3) Snoop isn't much without Dr. Dre. True. But it works both ways. One can't help thinking what Dre would have done with Tha Doggfather. Insiders say this estrangement of mentor and student -- made official when Dre left Death Row under stormy circumstances -- is what makes this disc such a heartless effort. The same may also apply to Dre's latest, the dreary Dr. Dre Presents the Aftermath.
Here's hoping gangsta rap's Master and Grasshopper reconsider their breakup. But not before Snoop runs for cover lest the destructive forces of Knight and Death Row crush him like a flea. (** 1/2)
Cuddle core? That's like, so 1994, isn't it? Apparently not in Silver Lake, the Los Angeles neighborhood that spawned the six-piece coed band Sissy Bar. The group is, in fact, about as cuddly as a $7,000 Tickle Me Elmo doll. And unless you've already had your fill of plastic flower barrette hairstyles and Judy Blume flashbacks, chances are you'll find something warm and endearing about their debut CD, Statutory Grape.
Just about everything having to do with Sissy Bar is so damn cute you can't decide whether to hug them or slap them. The voices are girly and angelic, the lyrics childlike. Synths blip and bleep like toys, while the banjo adds a playful down-home touch. Mix all this together with some clangy pop/punk-style bass, guitar and drums, and you've got a group that combines the most precious elements of Beat Happening, Jonathan Richman, the B-52's and L.A.'s that dog.
The songs on Statutory Grape mostly run the gamut of grade-school experience. "Magic Bunny" investigates the mystical powers of stuffed animals. "Sad II Say" revisits the tragic story of how unicorns disappeared from the earth. "Why? (The Bowling Ball Song)" confronts the problem of people who borrow things and don't give them back. The faux earnestness works best when it's most overstated ("The Bellman"'s bizarre humor), but fails when the subjects are least believable (the Jackie Collins tribute).
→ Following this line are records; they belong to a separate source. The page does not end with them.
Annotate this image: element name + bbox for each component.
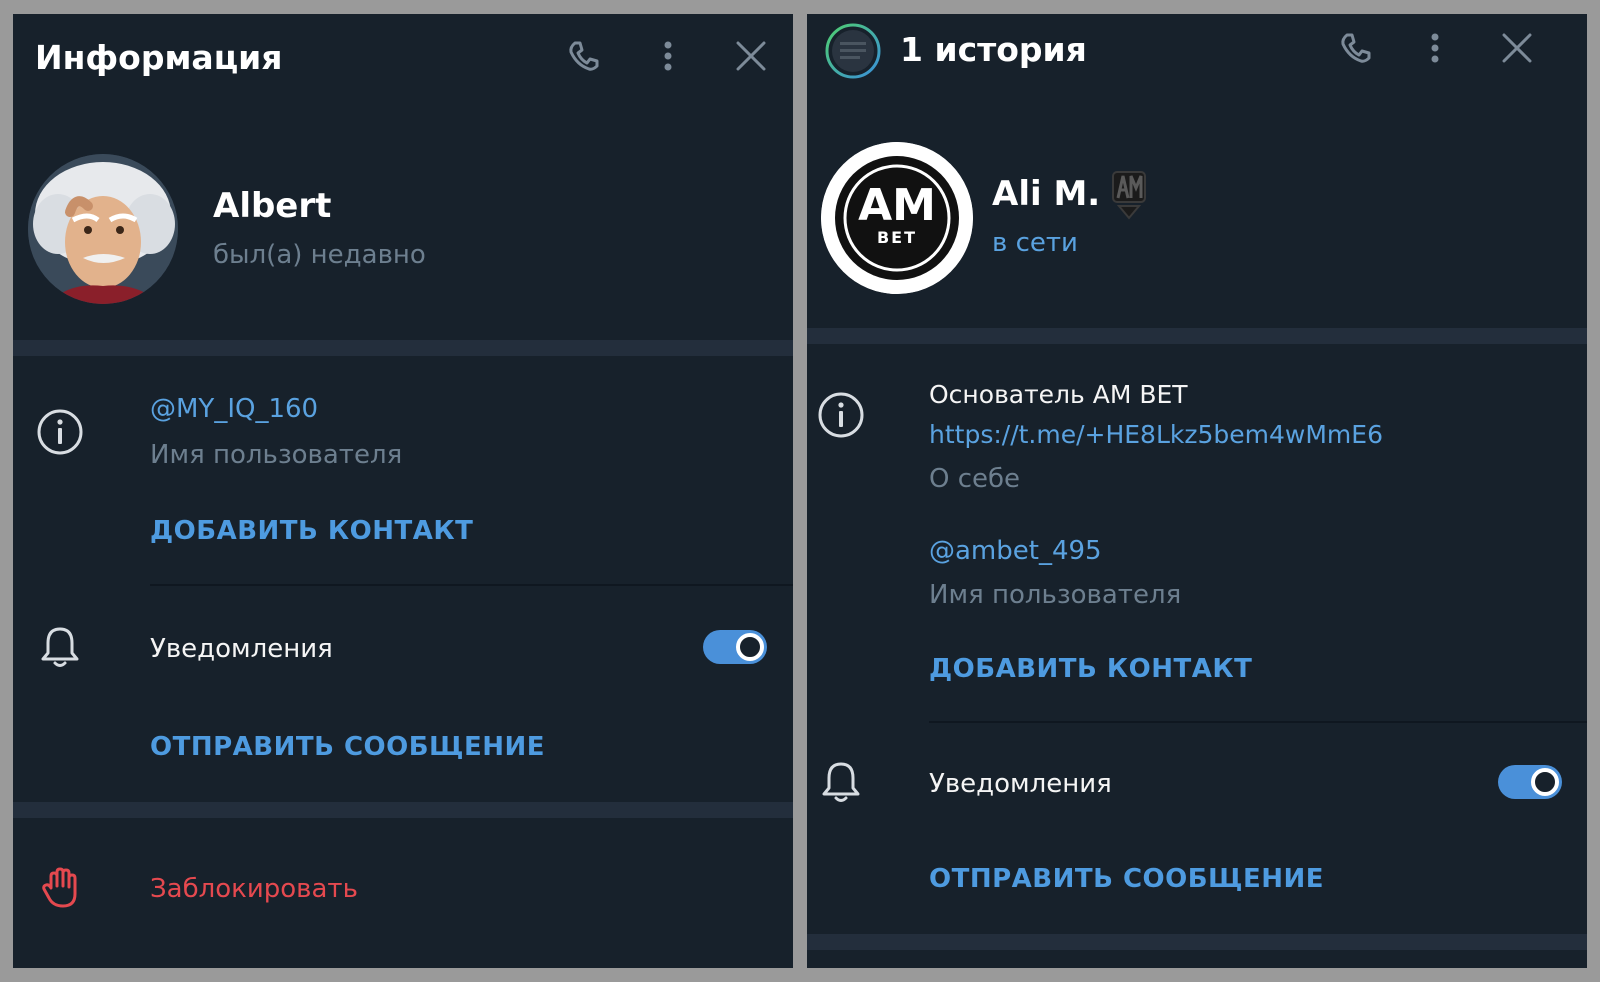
block-button[interactable]: Заблокировать	[150, 874, 358, 904]
more-vertical-icon[interactable]	[648, 36, 688, 76]
panel-title: Информация	[35, 38, 283, 77]
bio-text: Основатель AM BET	[929, 380, 1188, 409]
online-status: в сети	[992, 228, 1078, 258]
toggle-knob	[1531, 768, 1559, 796]
avatar-logo-text: AM	[858, 180, 936, 231]
username-link[interactable]: @MY_IQ_160	[150, 394, 318, 424]
profile-name: Ali M.	[992, 174, 1101, 214]
section-divider	[807, 328, 1587, 344]
last-seen-status: был(а) недавно	[213, 240, 426, 270]
row-divider	[150, 584, 793, 586]
more-vertical-icon[interactable]	[1415, 28, 1455, 68]
row-divider	[929, 721, 1587, 723]
emoji-status-icon[interactable]	[1109, 168, 1149, 220]
bell-icon	[818, 759, 864, 805]
close-icon[interactable]	[1497, 28, 1537, 68]
close-icon[interactable]	[731, 36, 771, 76]
send-message-button[interactable]: ОТПРАВИТЬ СООБЩЕНИЕ	[150, 732, 545, 762]
info-icon	[816, 390, 866, 440]
panel-title: 1 история	[900, 30, 1087, 69]
username-caption: Имя пользователя	[150, 440, 403, 470]
section-divider	[807, 934, 1587, 950]
block-hand-icon	[39, 866, 83, 910]
panel-header: Информация	[13, 14, 793, 104]
username-caption: Имя пользователя	[929, 580, 1182, 610]
section-divider	[13, 802, 793, 818]
username-link[interactable]: @ambet_495	[929, 536, 1102, 566]
bio-link[interactable]: https://t.me/+HE8Lkz5bem4wMmE6	[929, 420, 1383, 449]
phone-icon[interactable]	[563, 36, 603, 76]
phone-icon[interactable]	[1335, 28, 1375, 68]
send-message-button[interactable]: ОТПРАВИТЬ СООБЩЕНИЕ	[929, 864, 1324, 894]
toggle-knob	[736, 633, 764, 661]
left-info-panel: Информация Albert был(а) недавно @MY_IQ_…	[13, 14, 793, 968]
section-divider	[13, 340, 793, 356]
add-contact-button[interactable]: ДОБАВИТЬ КОНТАКТ	[150, 516, 473, 546]
story-avatar[interactable]	[824, 22, 882, 80]
right-info-panel: 1 история AM BET Ali M. в сети Основател…	[807, 14, 1587, 968]
avatar[interactable]	[28, 154, 178, 304]
avatar-logo-subtext: BET	[876, 228, 918, 247]
bio-caption: О себе	[929, 464, 1021, 494]
bell-icon	[37, 624, 83, 670]
notifications-label: Уведомления	[929, 769, 1112, 799]
notifications-toggle[interactable]	[1498, 765, 1562, 799]
profile-name: Albert	[213, 186, 332, 226]
panel-header: 1 история	[807, 14, 1587, 104]
info-icon	[35, 407, 85, 457]
notifications-label: Уведомления	[150, 634, 333, 664]
add-contact-button[interactable]: ДОБАВИТЬ КОНТАКТ	[929, 654, 1252, 684]
notifications-toggle[interactable]	[703, 630, 767, 664]
avatar[interactable]: AM BET	[821, 142, 973, 294]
At their most over-the-top, Sissy Bar succeed in turning Snoop Doggy Dogg's "Gin and Juice" into irresistible indie-pop. You haven't experienced gangsta rap until you've heard the voice of lead singer Joy sweetly cooing, "I've got bitches in the living room getting it on." Kids these days, I tell ya. (***)
-- Roni Sarig
Cheer Up is one of those rare CDs where the cover tells the whole story. The glossy cardboard foldout sleeve features three photographs of three guys -- presumably band members Michael Angelos, Norm Block and Michael Barragan -- and in each, the made-up and tattooed subject is seen considering his own visage in a large bathroom mirror. They're posing, the way just about all of us have done at one time or another, usually around age 17. They seem absolutely entranced with themselves and their rock star postures.
That cover would make a great jumping-off point for a discussion of style versus substance, only there's no substance in this equation. Sub Pop would have it that these guys blend "glam, Goth, punk, metal and psychedelic influences," but the disc sounds more like one of those "Alternative Samplers" Taco Bell used to slap together to draw the kiddie crowd into its evil Pepsico empire. Not to say that Plexi can't handle the diversity -- anyone with a gift for mimicry can do that, and Plexi gets some tough sounds out of its power-trio lineup. You may even find yourself pounding or humming along to some of the better executed of these second-generation audio Xeroxes. But you'll search in vain, as the boys on the cover seem to be doing, for any sign of a distinct personality, or any particular point of view other than, "Look! We can do this too!"
Wait. I'm being too harsh. There is one memorable moment, wherein Plexi builds their musings around the line, "And I wonder what it's like to die." Hey, can someone help these guys out? (**)
-- Brad Tyer
CDs are rated on a one to five star scale.